Same dogs, more or less. Ears up or down and coat color is the main difference.
Thd old Scottie coat was a slape coat that shed (excellent), the chest was smaller, the back longer. That's what you need if you HOPE to work these dogs.
Now look at the changes in the "standard" and you will find "the standard" is not standard. It changes.
And here's the thing: ALL the "standards" for ALL the dogs change all the time (about every 20 years). The "standards" are not, in fact, standard!
So, to get back to it, there are only three kinds of terier dogs: those that work to ground, those that work above ground, and those that do not work at all.

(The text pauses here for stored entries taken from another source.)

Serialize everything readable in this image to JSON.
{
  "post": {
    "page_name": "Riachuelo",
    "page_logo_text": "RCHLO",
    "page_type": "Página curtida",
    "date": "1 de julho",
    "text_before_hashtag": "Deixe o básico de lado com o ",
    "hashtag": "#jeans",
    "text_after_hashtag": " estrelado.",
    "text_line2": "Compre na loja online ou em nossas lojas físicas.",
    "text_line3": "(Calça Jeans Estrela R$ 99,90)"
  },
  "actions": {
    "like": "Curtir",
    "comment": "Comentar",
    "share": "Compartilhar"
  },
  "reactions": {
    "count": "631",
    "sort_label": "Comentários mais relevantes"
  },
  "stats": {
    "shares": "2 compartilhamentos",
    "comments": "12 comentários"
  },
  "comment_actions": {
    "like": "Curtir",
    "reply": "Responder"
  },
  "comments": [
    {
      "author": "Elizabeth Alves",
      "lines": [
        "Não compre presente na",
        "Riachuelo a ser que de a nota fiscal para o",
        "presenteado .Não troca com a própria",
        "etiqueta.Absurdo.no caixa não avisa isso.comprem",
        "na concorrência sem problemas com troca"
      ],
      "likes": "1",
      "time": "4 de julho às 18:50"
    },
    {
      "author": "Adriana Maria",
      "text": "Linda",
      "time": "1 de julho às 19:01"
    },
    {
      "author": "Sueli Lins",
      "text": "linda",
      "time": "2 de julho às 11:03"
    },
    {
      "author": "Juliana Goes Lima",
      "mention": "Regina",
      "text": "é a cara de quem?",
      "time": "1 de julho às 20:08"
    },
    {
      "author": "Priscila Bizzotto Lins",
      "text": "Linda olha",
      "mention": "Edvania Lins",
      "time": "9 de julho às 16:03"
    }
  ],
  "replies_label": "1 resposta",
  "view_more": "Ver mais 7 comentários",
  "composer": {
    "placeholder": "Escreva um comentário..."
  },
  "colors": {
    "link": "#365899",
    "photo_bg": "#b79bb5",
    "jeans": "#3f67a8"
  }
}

With retreivers, it's dogs that retrieve birds as consistent as a metonome, dogs that *might* retrieve a ball or frisbee, and dogs that do not do anything at all.
All the breeds are the same down the line: sheep collies, fly ball collies, and do nothing collies, etc.
The color of the dog, the ears, the nose, the "descended from Sir Pounce Alot," stuff is all mumble and misery. Useless.
A dog is what it does.
P.
Actually Ironic, a spoof
http://www.youtube.com/watch?v=xrPqpY6tfgM
And yet, Scottie show breeders will swear up one side and down the other that beneath the haircoat, the dog is unchanged. The level of self-deception on this subject is indicative of the overall ostrich attitude.